We simulated development and validation cohorts by mimicking observed distributions of predictors and outcome variable of a real data set. In the development cohorts, missing predictor values were created in 36 scenarios defined by the missingness mechanism and proportion of noncomplete cases. We applied three imputation algorithms that were available in R software (R Foundation for Statistical Computing, Vienna, Austria): mice, aregImpute, and missForest. These algorithms differed in their use of linear or flexible models, or random forests, the way of sampling from the predictive posterior distribution, and the generation of a single or multiple imputed data set. For multiple imputation, we also investigated the impact of the number of imputations. Logistic regression models were fitted with the simulated development cohorts before (full data analysis) and after missing value generation (complete case analysis), and with the imputed data. Prognostic model performance was measured by the scaled Brier score, c-statistic, calibration intercept and slope, and by the mean absolute prediction error evaluated in validation cohorts without missing values. Performance of full data analysis was considered as ideal.
None of the imputation methods achieved the model's predictive accuracy that would be obtained in case of no missingness. In general, complete case analysis yielded the worst performance, and deviation from ideal performance increased with increasing percentage of missingness and decreasing sample size. Across all scenarios and performance measures, aregImpute and mice, both with 100 imputations, resulted in highest predictive accuracy. Surprisingly, aregImpute outperformed full data analysis in achieving calibration slopes very close to one across all scenarios and outcome models. The increase of mice's performance with 100 compared to five imputations was only marginal. The differences between the imputation methods decreased with increasing sample sizes and decreasing proportion of noncomplete cases.
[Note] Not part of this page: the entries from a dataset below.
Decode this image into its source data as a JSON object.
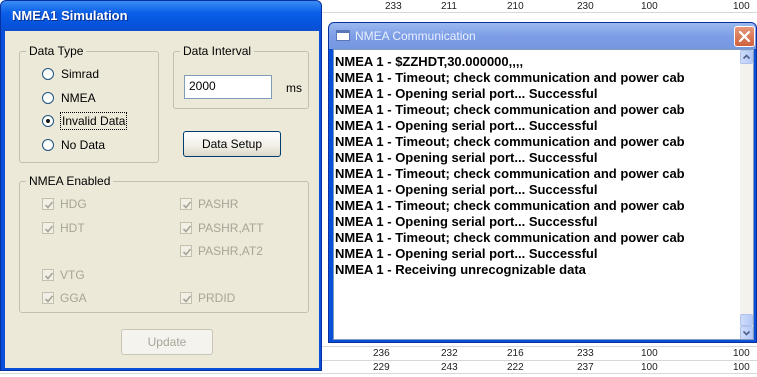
{
  "background_table": {
    "rows": [
      [
        "233",
        "211",
        "210",
        "230",
        "100",
        "100"
      ],
      [
        "236",
        "232",
        "216",
        "233",
        "100",
        "100"
      ],
      [
        "229",
        "243",
        "222",
        "237",
        "100",
        "100"
      ]
    ]
  },
  "sim_window": {
    "title": "NMEA1 Simulation",
    "data_type": {
      "legend": "Data Type",
      "options": [
        {
          "label": "Simrad",
          "selected": false
        },
        {
          "label": "NMEA",
          "selected": false
        },
        {
          "label": "Invalid Data",
          "selected": true
        },
        {
          "label": "No Data",
          "selected": false
        }
      ]
    },
    "data_interval": {
      "legend": "Data Interval",
      "value": "2000",
      "unit": "ms"
    },
    "data_setup_label": "Data Setup",
    "nmea_enabled": {
      "legend": "NMEA Enabled",
      "checks": {
        "hdg": {
          "label": "HDG",
          "checked": true
        },
        "hdt": {
          "label": "HDT",
          "checked": true
        },
        "vtg": {
          "label": "VTG",
          "checked": true
        },
        "gga": {
          "label": "GGA",
          "checked": true
        },
        "pashr": {
          "label": "PASHR",
          "checked": true
        },
        "pashr_att": {
          "label": "PASHR,ATT",
          "checked": true
        },
        "pashr_at2": {
          "label": "PASHR,AT2",
          "checked": true
        },
        "prdid": {
          "label": "PRDID",
          "checked": true
        }
      }
    },
    "update_label": "Update"
  },
  "comm_window": {
    "title": "NMEA Communication",
    "log": [
      "NMEA 1 - $ZZHDT,30.000000,,,,",
      "NMEA 1 - Timeout; check communication and power cab",
      "NMEA 1 - Opening serial port... Successful",
      "NMEA 1 - Timeout; check communication and power cab",
      "NMEA 1 - Opening serial port... Successful",
      "NMEA 1 - Timeout; check communication and power cab",
      "NMEA 1 - Opening serial port... Successful",
      "NMEA 1 - Timeout; check communication and power cab",
      "NMEA 1 - Opening serial port... Successful",
      "NMEA 1 - Timeout; check communication and power cab",
      "NMEA 1 - Opening serial port... Successful",
      "NMEA 1 - Timeout; check communication and power cab",
      "NMEA 1 - Opening serial port... Successful",
      "NMEA 1 - Receiving unrecognizable data"
    ]
  },
  "colors": {
    "xp_title_active": "#0a5ee8",
    "xp_title_inactive": "#7d9ee6",
    "dialog_face": "#ece9d8",
    "disabled_text": "#a8a598"
  }
}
In our simulation study, model calibration was more affected by the choice of the imputation method than model discrimination. While differences in model performance after using imputation methods were generally small, multiple imputation methods as mice and aregImpute that can handle linear or nonlinear associations between predictors and outcome are an attractive and reliable choice in most situations.
临床预测模型的开发常常受到预测变量中缺失值出现的阻碍。已经提出了多种在建模前插补缺失值的方法。其中一些基于链式方程多重插补的变体,而其他的则基于单一插补。这些方法可能包括灵活建模或机器学习算法的元素,并且其中一些有用户友好的软件包可用。本研究的目的是通过模拟来调查这些方法中的一些在临床预测模型的性能指标方面是否始终优于其他方法。
我们通过模仿一个真实数据集的预测变量和结局变量的观察分布来模拟开发和验证队列。在开发队列中,在由缺失机制和非完整病例比例定义的36种情况下创建缺失的预测变量值。我们应用了R软件(奥地利维也纳的R统计计算基金会)中可用的三种插补算法:mice、aregImpute和missForest。这些算法在使用线性或灵活模型、或随机森林、从预测后验分布进行抽样的方式以及生成单个或多个插补数据集方面有所不同。对于多重插补,我们还研究了插补次数的影响。在缺失值生成之前(完整数据分析)和之后(完整病例分析)以及使用插补数据对模拟的开发队列拟合逻辑回归模型。通过缩放后的Brier评分、c统计量、校准截距和斜率以及在无缺失值的验证队列中评估的平均绝对预测误差来衡量预后模型的性能。完整数据分析的性能被视为理想性能。
没有一种插补方法能达到在无缺失值情况下获得的模型预测准确性。一般来说,完整病例分析产生的性能最差,并且与理想性能的偏差随着缺失值百分比的增加和样本量的减少而增加。在所有情况和性能指标中,进行100次插补的aregImpute和mice产生了最高的预测准确性。令人惊讶的是,在所有情况和结局模型中,aregImpute在实现非常接近1的校准斜率方面优于完整数据分析。与5次插补相比,mice进行100次插补时性能的提升仅微不足道。插补方法之间的差异随着样本量的增加和非完整病例比例的减少而减小。
在我们的模拟研究中,模型校准比模型区分度受插补方法选择的影响更大。虽然使用插补方法后模型性能的差异通常较小,但像mice和aregImpute这样能够处理预测变量与结局之间线性或非线性关联的多重插补方法在大多数情况下是有吸引力且可靠的选择。